Bir insanı iki olgu rahatsız eder. Biri kendi iç sesidir. Diğeriyse başkalarının onun hakkında söyledikleridir. Evliliklerde kişiler eşleri hakkında iç seslerine ve eşlerinin kendilerine sarf ettiği sözlere ve yaptıklarına kafalarını çok takarlar. Bununla birlikte hem kendilerini hem de eşlerini suçlamaya başlarlar.
Bir insanı mutlu eden de iki olgu vardır: Anlatmak ve anlaşılabilmek. Eğer evlilikte çatışma başlamışsa karı-koca ne dertlerini birbirlerine anlatabilirler ne de anlaşıldıklarını düşünebilirler. Bu nedenle kendilerini güvende hissetmezler. Demek ki iç seslere kulak vermek ya da düşüncelerinizi hapsetmek yerine anlatabilmek ve doğru bir şekilde anlaşabilmek çok önemlidir.

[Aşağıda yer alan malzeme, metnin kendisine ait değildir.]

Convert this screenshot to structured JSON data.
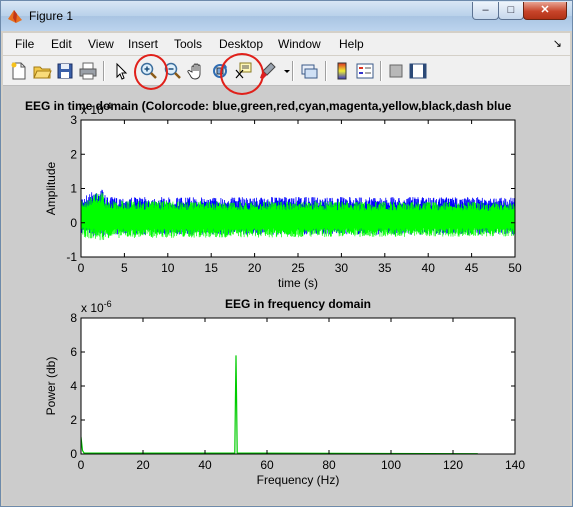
{
  "window": {
    "title": "Figure 1",
    "minimize": "–",
    "maximize": "□",
    "close": "✕"
  },
  "menu": [
    "File",
    "Edit",
    "View",
    "Insert",
    "Tools",
    "Desktop",
    "Window",
    "Help"
  ],
  "toolbar": {
    "icons": [
      "new-figure-icon",
      "open-file-icon",
      "save-icon",
      "print-icon",
      "select-arrow-icon",
      "zoom-in-icon",
      "zoom-out-icon",
      "pan-hand-icon",
      "rotate-3d-icon",
      "data-cursor-icon",
      "brush-icon",
      "link-plot-icon",
      "colorbar-icon",
      "legend-icon",
      "hide-plot-tools-icon",
      "show-plot-tools-icon"
    ]
  },
  "annotations": {
    "circle_color": "#e0201a"
  },
  "chart_data": [
    {
      "type": "line",
      "title": "EEG in time domain (Colorcode: blue,green,red,cyan,magenta,yellow,black,dash blue",
      "xlabel": "time (s)",
      "ylabel": "Amplitude",
      "exponent": "x 10",
      "exponent_power": "-4",
      "xlim": [
        0,
        50
      ],
      "ylim": [
        -1,
        3
      ],
      "xticks": [
        "0",
        "5",
        "10",
        "15",
        "20",
        "25",
        "30",
        "35",
        "40",
        "45",
        "50"
      ],
      "yticks": [
        "-1",
        "0",
        "1",
        "2",
        "3"
      ],
      "series": [
        {
          "color": "#0000ff",
          "x": [
            0,
            2.3,
            3,
            50
          ],
          "upper": [
            0.75,
            1.05,
            0.75,
            0.75
          ],
          "lower": [
            -0.35,
            -0.45,
            -0.35,
            -0.35
          ]
        },
        {
          "color": "#00ff00",
          "x": [
            0,
            2.3,
            3,
            50
          ],
          "upper": [
            0.65,
            0.95,
            0.65,
            0.6
          ],
          "lower": [
            -0.4,
            -0.55,
            -0.45,
            -0.4
          ]
        }
      ]
    },
    {
      "type": "line",
      "title": "EEG in frequency domain",
      "xlabel": "Frequency (Hz)",
      "ylabel": "Power (db)",
      "exponent": "x 10",
      "exponent_power": "-6",
      "xlim": [
        0,
        140
      ],
      "ylim": [
        0,
        8
      ],
      "xticks": [
        "0",
        "20",
        "40",
        "60",
        "80",
        "100",
        "120",
        "140"
      ],
      "yticks": [
        "0",
        "2",
        "4",
        "6",
        "8"
      ],
      "series": [
        {
          "color": "#00cc00",
          "x": [
            0,
            0.5,
            1,
            49.6,
            49.8,
            50,
            50.2,
            50.4,
            128
          ],
          "y": [
            1.0,
            0.2,
            0.05,
            0.05,
            3.1,
            5.8,
            3.1,
            0.05,
            0.02
          ]
        }
      ]
    }
  ]
}
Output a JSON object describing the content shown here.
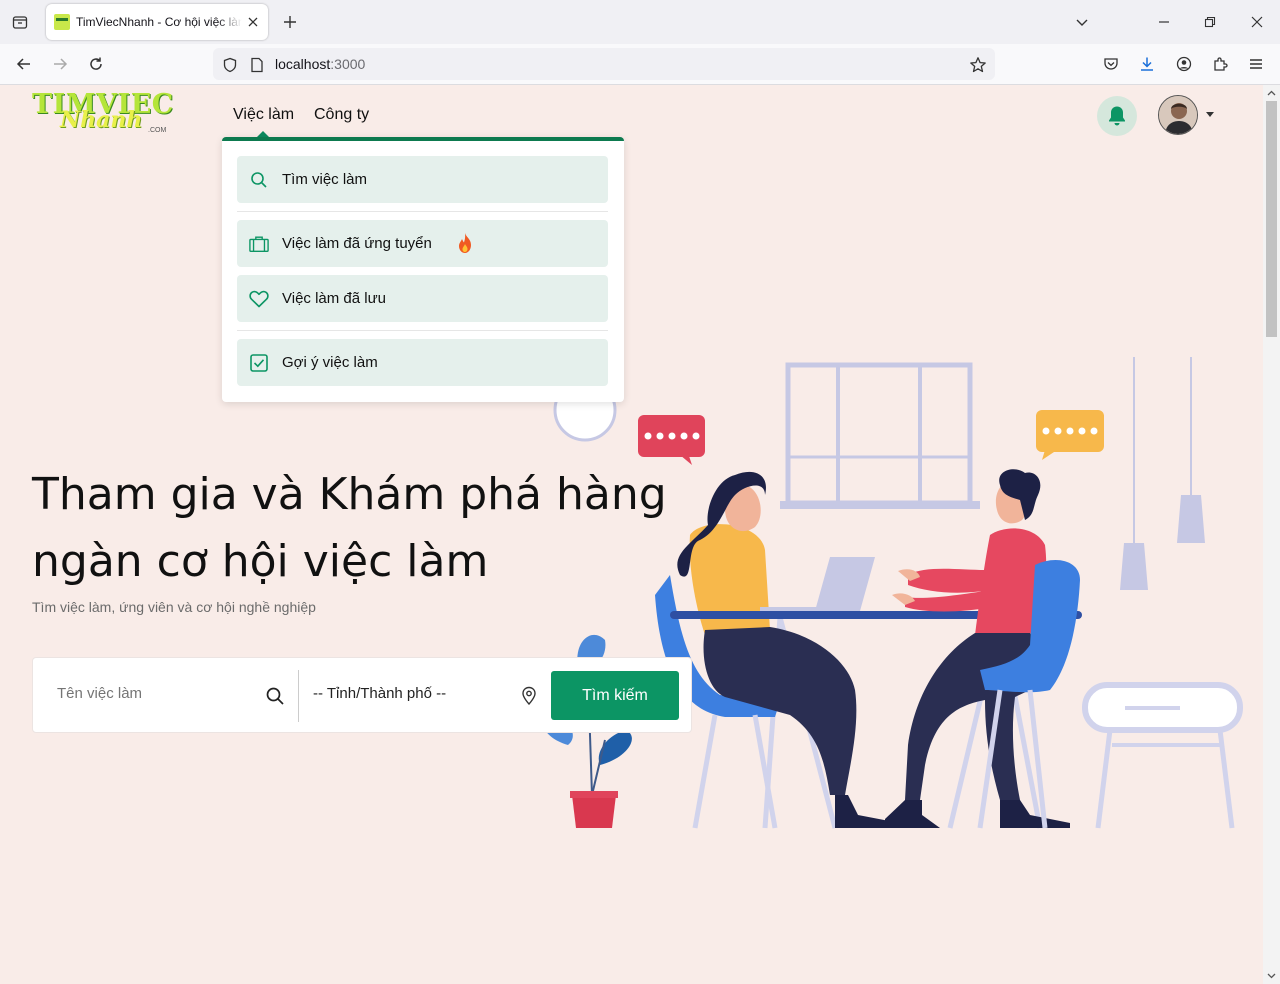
{
  "browser": {
    "tab_title": "TimViecNhanh - Cơ hội việc làm",
    "url_host": "localhost",
    "url_port": ":3000"
  },
  "header": {
    "logo_top": "TIMVIEC",
    "logo_script": "Nhanh",
    "logo_suffix": ".COM",
    "menu": [
      {
        "label": "Việc làm"
      },
      {
        "label": "Công ty"
      }
    ]
  },
  "dropdown": {
    "items": [
      {
        "label": "Tìm việc làm",
        "icon": "search-icon"
      },
      {
        "label": "Việc làm đã ứng tuyển",
        "icon": "briefcase-icon",
        "badge": "fire-icon"
      },
      {
        "label": "Việc làm đã lưu",
        "icon": "heart-icon"
      },
      {
        "label": "Gợi ý việc làm",
        "icon": "checkbox-icon"
      }
    ]
  },
  "hero": {
    "title": "Tham gia và Khám phá hàng ngàn cơ hội việc làm",
    "subtitle": "Tìm việc làm, ứng viên và cơ hội nghề nghiệp"
  },
  "search": {
    "job_placeholder": "Tên việc làm",
    "city_placeholder": "-- Tỉnh/Thành phố --",
    "button_label": "Tìm kiếm"
  },
  "colors": {
    "primary": "#0c9564",
    "dropdown_item_bg": "#e5f0ec",
    "page_bg": "#f9ece8"
  }
}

Bir evliliğin yolunda gitmemesinin en önemli nedenleri, birbirini suçlayıcı tavır alma, küçümseme, saygısızlık, sürekli kendini savunma, iletişimsizlik ve saldırganlıktır. O yüzden çiftler, sevgiliyken yaptıklarını evlilikte de tekrarlamalıdır. Çiftler he nedense evlenince, toplumun onlara yüklediği roller doğrultusunda evlilik sürecine sevgililiği birbirlerine yakıştıramazlar. Böylece kısa süre önce sevgiliyken yaşadıkları güzel paylaşımları evliliklerine taşıyamazlar. Hatta flörtü evliliğin doğal süreci olarak görmeme eğilimi hâkim olur.
Oysaki insanları değiştiren evlilik değil, evliliğe bakış şekilleridir. Evlilikle birlikte sevgiliyken yaptıkları davranımlardan uzak duran çiftler, zaman içerisinde hayatın onlara sunduğu monotonluğu yaşar ve sevgilerini, paylaşımlarını sorgulamaya başlarlar. Hâlbuki sevgiliyken yapılan küçük paylaşımların devam etmesi ilişkiyi ateşler. Kişilerin kendilerini daha iyi hissetmesi ve tutkularının devam ettiğini görmek kişileri birbirine bağlar. Eski tutku ve sevgilerinin devam ettiğini görmek ayrıca yeni paylaşımların artmasına da neden olur. Kıskançlıklar ise, hep bir arada olma, ilginin çocuklara kayması, maddi sorunlar, evlilik sorunlarının ağır gelmesi ve gerçekçi olmayan beklentiler çiftin birbirine olan ilgisini azaltır. Evlilik bir imzadan ibaret değildir. Yeni bir aile kurmak ve yeni bir hayat tarzı oluşturmaktır.
Evlilik, uzaktan bakıldığında anlaşılmayan, içeriden bakıldığında anlatılamayan bir durum olsa da evliliğin ne olduğunu bilmek, detaylarını keşfetmek, sırlarını çözmek; evlenecek olan çiftler için yol gösterici, evliler içinse cevapsız kalmış soruların aydınlatılması bakımından bir fırsattır.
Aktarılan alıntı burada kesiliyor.